À Chaillot, Pascal Rambert présente 3 annonciations, un triptyque où se conjuguent à travers les voix de trois femmes prophètes, les maux d’hier, les atermoiements d’aujourd’hui et les inquiétudes de demain.
Envoûté par les œuvres du quattrocento italien (re)découvertes à Venise lors de la Biennale, Pascal Rambert fait un pas de côté, s’éloigne le temps d’un impromptu allégorique de ses dernières œuvres très ancrées dans les souffrances intimes, et imagine trois performances qui défient le temps et l’espace. S’inspirant comme à son habitude des personnalités de ses comédiennes, il tisse des sortes d’oracles qui questionnent l’état du monde à travers les âges. Passé, présent et futur s’invitent au plateau et donnent à sentir les tourments et les luttes des femmes, des mères, des amantes, des survivantes. Tour à tour ange déchu, vierge plus humaine que sainte ou spationaute se libérant de sa combinaison aseptisée pour enfin se confronter au réel, Silvia Costa, Bárbara Lennie et Audrey Bonnet habitent le plateau et donnent chair à la prose du dramaturge.
Empruntant leur mysticisme à Roméo Castellucci, longtemps associé au projet avant de déclarer forfait, chacune de ces prophétesses prend possession du plateau dans l’obscurité. En Italienne, la toute première, créature tombée du ciel, ou sortie des entrailles de la terre, plasmodie quelques mots incantatoires, reprend son souffle avant d’entamer sa douce litanie. Le ton est sombre, la sonorité chantante. Traduite en lettres blanches, illuminant les cintres rougis par les lumières d’Yves Godin, cette prophétesse aux allures d’ange semble sortie tout droit d’un tableau de Fra Angelico avec son long manteau écarlate et ses ailes dorées. Disparaissant dans les limbes, elle laisse la place à une madone espagnole qui évoque les maux des femmes, les violences subies. Après un dernier regard, cette pythie des temps modernes laisse tomber son armure. Nue, elle s’efface et donne la parole à Audrey Bonnet. Portant une combinaison spatiale, cette enfant du XXe siècle, porte en elle le siècle suivant et fait entendre les blessures, les cris, les non-dits trop longtemps tus des femmes d’aujourd’hui et de demain.

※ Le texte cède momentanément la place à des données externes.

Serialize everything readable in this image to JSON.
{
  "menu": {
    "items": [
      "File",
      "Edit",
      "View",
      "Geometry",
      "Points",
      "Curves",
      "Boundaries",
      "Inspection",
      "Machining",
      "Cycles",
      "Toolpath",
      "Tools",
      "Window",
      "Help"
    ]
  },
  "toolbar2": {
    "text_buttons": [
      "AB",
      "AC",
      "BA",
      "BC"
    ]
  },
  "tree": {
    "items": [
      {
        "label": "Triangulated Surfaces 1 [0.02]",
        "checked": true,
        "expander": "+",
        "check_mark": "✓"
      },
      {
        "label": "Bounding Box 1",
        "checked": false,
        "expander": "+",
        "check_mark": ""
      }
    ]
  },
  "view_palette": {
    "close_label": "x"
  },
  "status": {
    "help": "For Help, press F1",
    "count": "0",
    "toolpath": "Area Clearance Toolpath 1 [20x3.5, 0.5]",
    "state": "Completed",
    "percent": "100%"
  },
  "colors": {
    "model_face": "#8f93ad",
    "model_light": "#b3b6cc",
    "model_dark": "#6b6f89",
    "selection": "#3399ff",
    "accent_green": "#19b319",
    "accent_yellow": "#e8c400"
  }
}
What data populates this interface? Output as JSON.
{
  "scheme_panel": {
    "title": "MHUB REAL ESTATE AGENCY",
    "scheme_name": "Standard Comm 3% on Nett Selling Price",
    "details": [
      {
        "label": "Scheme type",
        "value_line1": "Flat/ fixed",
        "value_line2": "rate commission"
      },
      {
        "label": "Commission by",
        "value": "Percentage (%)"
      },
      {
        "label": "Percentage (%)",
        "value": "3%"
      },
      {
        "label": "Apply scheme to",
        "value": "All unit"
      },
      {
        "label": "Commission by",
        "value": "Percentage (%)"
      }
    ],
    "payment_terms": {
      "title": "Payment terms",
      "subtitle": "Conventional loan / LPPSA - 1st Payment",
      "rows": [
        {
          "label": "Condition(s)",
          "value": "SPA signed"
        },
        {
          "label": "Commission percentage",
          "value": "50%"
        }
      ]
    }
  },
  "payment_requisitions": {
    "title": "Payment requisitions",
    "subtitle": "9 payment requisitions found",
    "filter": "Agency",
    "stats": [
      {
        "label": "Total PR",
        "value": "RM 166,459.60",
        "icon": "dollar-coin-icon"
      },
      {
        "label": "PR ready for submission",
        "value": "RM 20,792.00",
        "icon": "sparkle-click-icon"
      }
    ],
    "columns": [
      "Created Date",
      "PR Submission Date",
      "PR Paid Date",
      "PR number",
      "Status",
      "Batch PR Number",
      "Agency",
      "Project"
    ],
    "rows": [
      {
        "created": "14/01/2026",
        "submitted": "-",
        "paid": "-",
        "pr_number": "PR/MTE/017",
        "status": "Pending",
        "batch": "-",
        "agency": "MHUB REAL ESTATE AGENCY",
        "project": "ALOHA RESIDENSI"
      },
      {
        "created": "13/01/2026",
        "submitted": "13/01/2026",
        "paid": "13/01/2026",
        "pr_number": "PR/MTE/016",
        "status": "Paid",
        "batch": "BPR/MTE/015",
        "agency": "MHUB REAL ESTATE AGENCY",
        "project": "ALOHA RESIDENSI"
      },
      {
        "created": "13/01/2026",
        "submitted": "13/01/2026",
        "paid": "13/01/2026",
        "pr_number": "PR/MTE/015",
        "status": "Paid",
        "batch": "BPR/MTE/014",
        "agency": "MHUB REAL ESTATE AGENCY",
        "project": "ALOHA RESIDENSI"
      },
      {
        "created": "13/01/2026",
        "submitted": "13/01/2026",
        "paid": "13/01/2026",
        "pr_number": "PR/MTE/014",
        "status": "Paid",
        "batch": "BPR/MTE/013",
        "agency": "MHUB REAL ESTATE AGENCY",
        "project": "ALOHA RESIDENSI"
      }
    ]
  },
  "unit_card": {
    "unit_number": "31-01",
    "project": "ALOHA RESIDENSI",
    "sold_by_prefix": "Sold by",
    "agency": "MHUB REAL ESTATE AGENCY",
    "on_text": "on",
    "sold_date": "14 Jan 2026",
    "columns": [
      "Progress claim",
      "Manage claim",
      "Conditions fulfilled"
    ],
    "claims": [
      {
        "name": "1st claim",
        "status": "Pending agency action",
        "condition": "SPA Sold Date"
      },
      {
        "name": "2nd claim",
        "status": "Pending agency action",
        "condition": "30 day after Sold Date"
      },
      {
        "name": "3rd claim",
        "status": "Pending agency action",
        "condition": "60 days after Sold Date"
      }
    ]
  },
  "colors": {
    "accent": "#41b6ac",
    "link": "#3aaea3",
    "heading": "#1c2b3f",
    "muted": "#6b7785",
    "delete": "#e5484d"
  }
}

Halos de lumière rouge, jaune ou bleu, fumigènes laiteux rappelant les encens de myrte brûlés durant les offices religieux, enveloppent d’un nuage ouaté ces trois monologues extatiques qui mettent en lumière les drames d’hier et annoncent ceux à venir. Saisi par la puissance poétique qui se dégage tant de la langue rambertienne, que par la présence tantôt spirituelle tantôt humaine des comédiennes, le public exsangue ne sait plus à quel saint se vouer. Rêve cauchemardesque ou mauvais augure, 3 annonciations touchent aux convictions intimes. À chacun d’y croire ou non !
3 annonciations de Pascal Rambert. Chaillot – Théâtre national de la Danse, Du 1er au 4 février.